Member of the Legislative Assembly of Alberta
- In office June 19, 1930 – August 22, 1935
- Preceded by: George Mihalcheon
- Succeeded by: William Tomyn
- Constituency: Whitford

Personal details
- Born: Izydor Goretskyi November 11, 1902 Barbivtsi, Duchy of Bukovina, Austria-Hungary (now Brusnytsia, Ukraine)
- Died: February 22, 1999 (aged 96) Surrey, British Columbia, Canada
- Party: United Farmers
- Occupation: Farm labourer, teacher and politician

Military service
- Allegiance: Canada
- Branch/service: Royal Canadian Air Force
- Years of service: 1942-1945
- Battles/wars: World War II

= Isidore Goresky =

Canadian politician

Isidore Goresky (Ізидор Ґорецький; November 11, 1902 – February 22, 1999) was a Canadian farm labourer, teacher and provincial politician active in the province of Alberta. He served as a member of the Legislative Assembly of Alberta from 1930 to 1935 sitting with the United Farmers caucus in government.

==Early life==
Isidore Goresky was born on November 25, 1902, in Barbivtsi, in the Austrian Duchy of Bukovina (now known as Brusnytsia and part of Ukraine). His family moved to Canada in 1905 after being unable to improve their living conditions. The family settled in Stony Mountain, Manitoba. He lived in the town until 1918 when his father Basil purchased a farm six miles to the north-west of the community.

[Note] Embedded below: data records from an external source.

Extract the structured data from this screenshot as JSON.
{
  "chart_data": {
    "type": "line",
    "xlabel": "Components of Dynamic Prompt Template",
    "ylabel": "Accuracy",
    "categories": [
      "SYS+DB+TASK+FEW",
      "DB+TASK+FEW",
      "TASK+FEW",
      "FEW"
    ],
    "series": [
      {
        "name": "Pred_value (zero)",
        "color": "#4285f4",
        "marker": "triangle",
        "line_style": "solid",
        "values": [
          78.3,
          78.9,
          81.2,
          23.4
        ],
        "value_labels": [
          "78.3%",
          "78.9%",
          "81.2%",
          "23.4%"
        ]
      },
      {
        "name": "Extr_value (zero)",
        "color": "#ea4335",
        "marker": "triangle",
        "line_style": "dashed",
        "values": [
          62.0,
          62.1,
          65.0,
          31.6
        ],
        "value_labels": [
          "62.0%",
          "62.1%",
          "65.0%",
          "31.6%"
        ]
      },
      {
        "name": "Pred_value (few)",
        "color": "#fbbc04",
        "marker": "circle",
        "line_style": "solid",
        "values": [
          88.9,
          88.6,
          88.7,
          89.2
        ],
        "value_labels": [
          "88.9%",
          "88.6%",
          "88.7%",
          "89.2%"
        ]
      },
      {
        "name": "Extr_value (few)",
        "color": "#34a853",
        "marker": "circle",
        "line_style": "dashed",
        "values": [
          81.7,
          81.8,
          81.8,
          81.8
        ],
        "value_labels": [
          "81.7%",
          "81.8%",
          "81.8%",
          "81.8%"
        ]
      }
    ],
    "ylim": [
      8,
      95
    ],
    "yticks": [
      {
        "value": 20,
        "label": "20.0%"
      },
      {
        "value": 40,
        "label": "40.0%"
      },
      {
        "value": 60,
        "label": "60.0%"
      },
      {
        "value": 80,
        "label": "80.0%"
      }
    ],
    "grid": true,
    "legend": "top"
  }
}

Goresky began his working life as a farm hand and went to school in various locals around Manitoba. He tried to join the Army in 1917 but was unsuccessful. He began teaching in the fall of 1918 and worked his first stint for four months. He later went to the University of Manitoba in 1920 and then attended normal school in Brandon, Manitoba, graduating in 1922.

Goresky continued to work various teaching jobs until he moved to Alberta in 1926 to accept a job as a principal in Smoky Lake. He tried to re-enroll with the University of Manitoba to complete his master's degree but was unable to so he went to the University of Alberta instead. He obtained his master's degree in 1929. He ran for political office in 1930.

==Political career==
Goresky ran for a seat to the Alberta Legislature in the 1930 Alberta general election as a United Farmers candidate in the Whitford electoral district. He defeated two other candidates by taking 70 percent of the district vote, a landslide margin of victory to hold the seat for his party. He was one of the first Ukrainians to serve in thee Alberta Legislature.

Goresky ran for a second term in the 1935 Alberta general election. He was defeated by Social Credit candidate William Tomyn finishing a distant third out of fourth place ahead of former MLA Andrew Shandro.

==Late life==
After his defeat from office Goresky moved to Edmonton. He worked as a rector for the Ukrainian M. Hrushewsky Institute for a year and then got hired on as a teacher for the Edmonton Public Board of Education, after that he worked as a school superintendent in the town of Consort, Alberta. He began working on his Master's of Education in 1936 completing it in 1938. Goresky joined the Royal Canadian Air Force in 1942. He was discharged from the service after World War II in 1945. After the war he continued to work various education posts until 1966.

Goresky spent the late 1960s and 1970s researching early Ukrainian immigration to Canada, translating and publishing various records. He also translated and published two books History of Ukrainian Settlement in Canada and Ukrainian Pioneers of Alberta.

Goresky moved to White Rock, British Columbia, in 1986. He died on February 22, 1999, in Surrey, British Columbia. He was the last living member of the United Farmers government. His funeral service was held on March 1, 1999, at the Ukrainian Orthodox Church of St. Mary's in Surrey, British Columbia.